Benson: Americans have plenty to be thankful for
By William H. Benson
Rex Walls was a character. Brash, loud, full of opinions, and convinced that he knew all that needed knowing, he stormed his way through life.
When his daughter, Jeannette, then only 4, burned her stomach when cooking some hot dogs, Rex got into a shouting match with the doctor and then took her home. When attending Mass, Rex would shout blasphemous words at the priest, embarrassing his wife and four kids. He was able to talk himself into a job as an electrician anytime and anywhere, but he could never keep the job once the supervisor gave him instructions.
On the plus side, he was intelligent, a great reader, accomplished in math and science and technology, but on the negative side, he was an alcoholic, a womanizer and was paranoid, convinced the FBI was after him. He never paid his bills. When the landlord wanted the rent money, Rex would “skedaddle,” and move on. The family “had 27 addresses in five years.”
Rose Mary Walls was patient, calm, and nonchalant, despite her husband’s chaotic temperament. She treated her kids kindly; there were no rules and no punishments. On the negative side, she was a dreamer, who believed herself a great artist and novelist, but she was so oblivious to her kids’ needs that she refused to prepare meals. Her attitude was, “Why prepare a meal when it’s gone in 30 minutes, when a work of art will last forever?” So she painted all day and hoarded piles of junk.
One day Jeannette, then in elementary school, ate a stick of margarine, the only thing in the refrigerator. When Rose Mary asked her why, Jeanette explained, “because I was hungry, Mom.”
The family finally settled into a shack at 93 Little Hobart St. in Welch, W.Va., Rex’s hometown. There was no plumbing, other than a yellow bucket, and very little coal for the furnace, but there was an abundance of snakes, rats, cats, dogs and Rose Mary’s junk that piled up everywhere. Rex drank all the time and would disappear for days at a time. As the house deteriorated, so did the family.
At school, Jeannette was so hungry that she rooted in the garbage, eating what the other students had thrown away: a half-eaten apple, part of a sandwich or a pickle. She and her two sisters, Lori and Maureen, and her brother, Brian, were starving skinny urchins, but Rose Mary gained weight. One day they discovered why; they caught her eating a chocolate bar.
Once Lori graduated from high school, she bought a one-way ticket to New York City and escaped the family’s chaos, and Jeannette followed a year later. Once there, Jeannette found work and a room to rent, finished high school and graduated from Barnard College. She took a job as a column writer, and encouraged Brian and Maureen to also come to New York City.
Dad and Mom followed. The four kids tried to help their parents, but it was hopeless. Eventually, Rex and Rose Mary were homeless, squatters who lived in an abandoned building. One evening, Jeannette was driving to a party and saw her mom pulling food and junk out of a dumpster. Rex died at 59, after consuming “four packs of cigarettes and two quarts of booze since he was 13.”

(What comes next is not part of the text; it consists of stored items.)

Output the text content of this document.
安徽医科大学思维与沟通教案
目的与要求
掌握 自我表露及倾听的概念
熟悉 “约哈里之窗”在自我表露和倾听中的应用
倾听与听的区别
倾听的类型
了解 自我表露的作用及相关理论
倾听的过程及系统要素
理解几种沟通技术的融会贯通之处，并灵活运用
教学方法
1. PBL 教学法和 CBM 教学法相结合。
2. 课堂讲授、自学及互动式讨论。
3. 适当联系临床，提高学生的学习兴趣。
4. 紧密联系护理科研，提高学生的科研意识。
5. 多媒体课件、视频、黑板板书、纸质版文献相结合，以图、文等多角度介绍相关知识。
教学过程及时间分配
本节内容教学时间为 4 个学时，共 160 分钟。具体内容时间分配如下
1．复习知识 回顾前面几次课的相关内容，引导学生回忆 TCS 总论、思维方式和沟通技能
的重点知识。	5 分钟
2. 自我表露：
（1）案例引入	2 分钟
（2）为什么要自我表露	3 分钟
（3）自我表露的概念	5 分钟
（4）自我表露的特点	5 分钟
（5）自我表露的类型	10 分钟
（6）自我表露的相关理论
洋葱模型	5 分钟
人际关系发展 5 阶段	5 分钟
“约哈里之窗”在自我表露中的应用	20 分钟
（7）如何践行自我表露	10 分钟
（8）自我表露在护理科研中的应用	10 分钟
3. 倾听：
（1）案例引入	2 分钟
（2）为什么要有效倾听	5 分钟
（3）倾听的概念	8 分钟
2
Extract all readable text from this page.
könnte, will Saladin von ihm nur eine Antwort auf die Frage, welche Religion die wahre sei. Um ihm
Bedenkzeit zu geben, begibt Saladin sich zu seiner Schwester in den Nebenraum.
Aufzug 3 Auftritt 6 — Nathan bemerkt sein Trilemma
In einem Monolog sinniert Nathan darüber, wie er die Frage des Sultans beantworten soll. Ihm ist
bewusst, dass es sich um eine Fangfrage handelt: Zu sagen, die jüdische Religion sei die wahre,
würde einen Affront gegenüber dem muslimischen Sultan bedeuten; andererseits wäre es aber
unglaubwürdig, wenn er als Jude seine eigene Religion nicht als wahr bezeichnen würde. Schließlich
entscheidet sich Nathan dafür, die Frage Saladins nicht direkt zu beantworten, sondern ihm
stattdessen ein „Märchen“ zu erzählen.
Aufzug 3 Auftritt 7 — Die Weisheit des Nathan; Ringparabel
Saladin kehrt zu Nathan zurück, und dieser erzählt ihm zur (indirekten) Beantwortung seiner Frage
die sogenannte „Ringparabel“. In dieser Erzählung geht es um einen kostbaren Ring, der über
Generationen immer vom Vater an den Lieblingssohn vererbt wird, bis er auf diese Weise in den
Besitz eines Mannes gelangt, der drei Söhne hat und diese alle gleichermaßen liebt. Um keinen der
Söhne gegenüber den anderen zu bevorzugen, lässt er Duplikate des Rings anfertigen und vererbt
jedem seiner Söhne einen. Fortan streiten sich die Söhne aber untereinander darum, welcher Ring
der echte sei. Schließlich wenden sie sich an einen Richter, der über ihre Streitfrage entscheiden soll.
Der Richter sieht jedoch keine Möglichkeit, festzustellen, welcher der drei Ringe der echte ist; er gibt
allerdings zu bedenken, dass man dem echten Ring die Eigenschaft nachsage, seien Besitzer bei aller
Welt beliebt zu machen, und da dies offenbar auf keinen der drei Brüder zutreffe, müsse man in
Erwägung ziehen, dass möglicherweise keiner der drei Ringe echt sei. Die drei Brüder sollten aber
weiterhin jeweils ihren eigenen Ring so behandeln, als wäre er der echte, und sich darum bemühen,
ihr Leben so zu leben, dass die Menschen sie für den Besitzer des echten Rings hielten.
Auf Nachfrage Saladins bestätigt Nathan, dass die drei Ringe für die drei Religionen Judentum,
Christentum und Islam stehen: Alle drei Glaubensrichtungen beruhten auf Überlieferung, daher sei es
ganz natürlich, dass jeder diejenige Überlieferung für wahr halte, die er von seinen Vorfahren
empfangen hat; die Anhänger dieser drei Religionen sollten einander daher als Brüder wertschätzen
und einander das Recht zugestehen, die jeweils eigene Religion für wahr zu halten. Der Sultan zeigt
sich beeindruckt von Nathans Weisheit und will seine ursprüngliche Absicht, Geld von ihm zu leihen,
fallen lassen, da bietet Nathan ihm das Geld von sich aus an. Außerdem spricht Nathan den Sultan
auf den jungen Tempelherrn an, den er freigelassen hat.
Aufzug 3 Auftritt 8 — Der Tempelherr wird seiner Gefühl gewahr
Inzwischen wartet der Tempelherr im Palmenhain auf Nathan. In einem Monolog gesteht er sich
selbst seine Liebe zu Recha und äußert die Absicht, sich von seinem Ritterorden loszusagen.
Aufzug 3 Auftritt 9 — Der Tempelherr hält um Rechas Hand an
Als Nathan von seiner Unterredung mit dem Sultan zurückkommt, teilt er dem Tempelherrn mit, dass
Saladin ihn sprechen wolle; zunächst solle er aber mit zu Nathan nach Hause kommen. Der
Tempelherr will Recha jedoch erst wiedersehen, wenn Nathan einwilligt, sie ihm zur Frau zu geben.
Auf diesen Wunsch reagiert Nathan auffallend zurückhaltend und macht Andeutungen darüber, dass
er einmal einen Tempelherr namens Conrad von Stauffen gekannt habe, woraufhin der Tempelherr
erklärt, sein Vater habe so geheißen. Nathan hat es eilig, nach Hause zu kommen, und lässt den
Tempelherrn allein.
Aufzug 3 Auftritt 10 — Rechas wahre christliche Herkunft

In 2005, Jeanette published her book, “The Glass Castle,” a memoir of her life with Rex and Rose Mary, and today Jeanette and her husband live on acreage in Virginia. For Rose Mary, Jeanette built a cottage on her property, and there her mother lives with her dogs and cats. A reporter from the New York Times went to interview Rose Mary last spring, and came away appalled.
“The stench of cat urine was an almost-physical entity, pushing against the piles of garbage and crusted-over cat food in myriad dishes. One room was so filled with junk that it was impossible to enter. Rose Mary’s light blue T-shirt was heavily stained, as were her blue jeans. The filth, the stink, the boxes and the piles were like a force field separating her from the world.”
Jeannette commented, “That was nothing to the smell I grew up with.”
Hollywood wants to convert “The Glass Castle” into a movie, and “Jennifer Lawrence was recently announced to play Jeannette Walls.”
Several years ago, Jeannette invited her mom and siblings to celebrate Thanksgiving with her and her husband. When they were ready to gather at the table and eat, Brian looked at the dishes and said, “You know, it’s really not that hard to put food on the table if that’s what you decide to do.”
In America that is so evident. Supermarkets are everywhere, and jobs are plentiful, despite the economists’ grim announcements. Because we live in America, we have much to be thankful for.
Rex Walls was lost to alcohol and dissipation, and Rose Mary was lost to her unfulfilled dreams of artistic greatness and her hordes of junk, and so their kids were caught in their parent’s crossfire and forced to eat margarine and root around in a garbage pail.
Next Thursday, we will buy groceries, prepare a turkey, and celebrate Thanksgiving.
But only if that is what we decide to do.
Benson is a historian residing in Sterling, Colo., who writes a bi-weekly column for The Dickinson Press.